Gelungener Brückenschlag zwischen Vergangenheit und Gegenwart

Maria Schubert (Maria Stuart, links), Jörg F. Krüger (Graf Shrensbury, Mitte), Eva Maria Blumenrath (Königin Elisabeth von England)

Vor genau 211 Jahren inszenierte Friedrich Schiller erstmals die Tragödie, die er um die Geschichte der beiden Schwestern entsponn, in Weimar. Auch in der Gegenwart hat das Spiel der Mächte, der Kampf um die Vorherrschaft, um die Führung im Land, die Angst, Macht zu verlieren, wenn man einmal über Macht verfügt, nicht an Aktualität verloren. So ist es nicht überraschend, dass sich das Theater Vorpommern ebenfalls dieses Stoffes bediente und ihn auf seine Weise inszenierte. Der Zuschauer sollte keine moderne Inszenierung erwarten, in der suggeriert wird, alles spiele sich in der Gegenwart ab. Vielmehr gelingt durch das behutsame und feinfühlige Zusammenspiel zwischen Bühnenbild und Kostüm der Brückenschlag zwischen Vergangenheit und Gegenwart.

Das Spiel der beiden mächtigen Schwestern im Kampf um die Macht wird von den beiden Schauspielerinnen Eva-Maria Blumenrath (Elisabeth) und Maria Schubert (Maria Stuart) besonders eindrucksvoll und das Publikum vollkommen vereinnahmend dargestellt.

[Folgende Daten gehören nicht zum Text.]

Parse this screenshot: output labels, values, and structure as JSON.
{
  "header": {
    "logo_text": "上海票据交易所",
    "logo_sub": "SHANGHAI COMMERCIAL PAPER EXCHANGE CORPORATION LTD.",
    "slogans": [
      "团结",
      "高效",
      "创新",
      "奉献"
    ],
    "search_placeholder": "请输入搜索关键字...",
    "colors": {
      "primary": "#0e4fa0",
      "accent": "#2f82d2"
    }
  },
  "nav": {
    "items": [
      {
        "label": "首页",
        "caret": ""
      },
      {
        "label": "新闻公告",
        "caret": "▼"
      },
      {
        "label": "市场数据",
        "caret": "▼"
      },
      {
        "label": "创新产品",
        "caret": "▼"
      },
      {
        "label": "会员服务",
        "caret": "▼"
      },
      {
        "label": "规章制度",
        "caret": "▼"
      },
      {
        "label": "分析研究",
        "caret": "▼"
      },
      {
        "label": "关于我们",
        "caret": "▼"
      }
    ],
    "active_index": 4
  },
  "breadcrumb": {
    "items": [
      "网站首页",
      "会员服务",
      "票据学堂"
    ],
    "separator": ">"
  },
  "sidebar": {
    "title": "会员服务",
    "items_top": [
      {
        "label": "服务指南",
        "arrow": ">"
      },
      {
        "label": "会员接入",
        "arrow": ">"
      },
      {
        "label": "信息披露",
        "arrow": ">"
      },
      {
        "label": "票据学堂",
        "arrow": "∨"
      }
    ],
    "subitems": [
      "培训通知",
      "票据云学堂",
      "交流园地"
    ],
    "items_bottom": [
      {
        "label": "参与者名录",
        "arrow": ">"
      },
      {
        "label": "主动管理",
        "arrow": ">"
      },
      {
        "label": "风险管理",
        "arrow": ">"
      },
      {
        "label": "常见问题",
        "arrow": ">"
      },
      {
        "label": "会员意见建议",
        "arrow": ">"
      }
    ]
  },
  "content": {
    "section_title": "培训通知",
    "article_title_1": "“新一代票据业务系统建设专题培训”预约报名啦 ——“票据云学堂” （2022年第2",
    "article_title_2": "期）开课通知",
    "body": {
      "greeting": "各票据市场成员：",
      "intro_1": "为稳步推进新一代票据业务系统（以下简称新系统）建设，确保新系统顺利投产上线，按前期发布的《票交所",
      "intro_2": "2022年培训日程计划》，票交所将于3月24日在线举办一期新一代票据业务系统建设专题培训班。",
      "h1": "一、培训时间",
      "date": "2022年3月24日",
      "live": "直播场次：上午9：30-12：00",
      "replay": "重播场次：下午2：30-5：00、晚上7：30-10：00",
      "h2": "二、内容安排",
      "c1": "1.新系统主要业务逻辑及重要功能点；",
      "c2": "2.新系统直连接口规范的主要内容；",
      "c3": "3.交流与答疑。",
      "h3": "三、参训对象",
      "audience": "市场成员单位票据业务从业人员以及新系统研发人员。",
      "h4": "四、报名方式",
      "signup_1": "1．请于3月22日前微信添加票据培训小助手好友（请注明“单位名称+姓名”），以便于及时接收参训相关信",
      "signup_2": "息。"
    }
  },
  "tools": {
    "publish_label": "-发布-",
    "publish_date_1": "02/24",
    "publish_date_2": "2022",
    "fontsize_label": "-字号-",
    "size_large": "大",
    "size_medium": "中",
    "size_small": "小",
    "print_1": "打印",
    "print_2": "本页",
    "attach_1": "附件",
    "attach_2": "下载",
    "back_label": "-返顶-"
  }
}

Wenn Eva-Maria Blumenrath in ihrem langen, im königlichen Blau gehaltenen Gewand mit hohem Stehkragen und ihrem stählernen Blick schon fast schwebend die Bühne betritt, weht ein kalter Schauer durch den Saal. Schneidig. Kühl. Überheblich. Hochmut, der den Stolz regiert, ein Herz aus Stahl, dass keine Gnade kennt, das protestantische Kreuz, dem sie zu dienen vorgibt, kein Kreuz Gottes, sondern das Kreuz des Todes. So scheint es zumindest. Das Spiel Blumenraths ging während der gesamten Vorstellung bis unter die Haut.

Tosender Applaus bereits während der Halbzeit

Plötzlich wird das Publikum aus seinem Bann des packenden Thrillers, der sich zwischen den beiden Königinnen abspielt, folgend, gerissen und mit heftiger Wucht in die Realität, die Gegenwart zurück geschleudert. In eine Gegenwart, die Parallelen zu dem surrealen mit realem Antlitz auf der Bühne, aufweist.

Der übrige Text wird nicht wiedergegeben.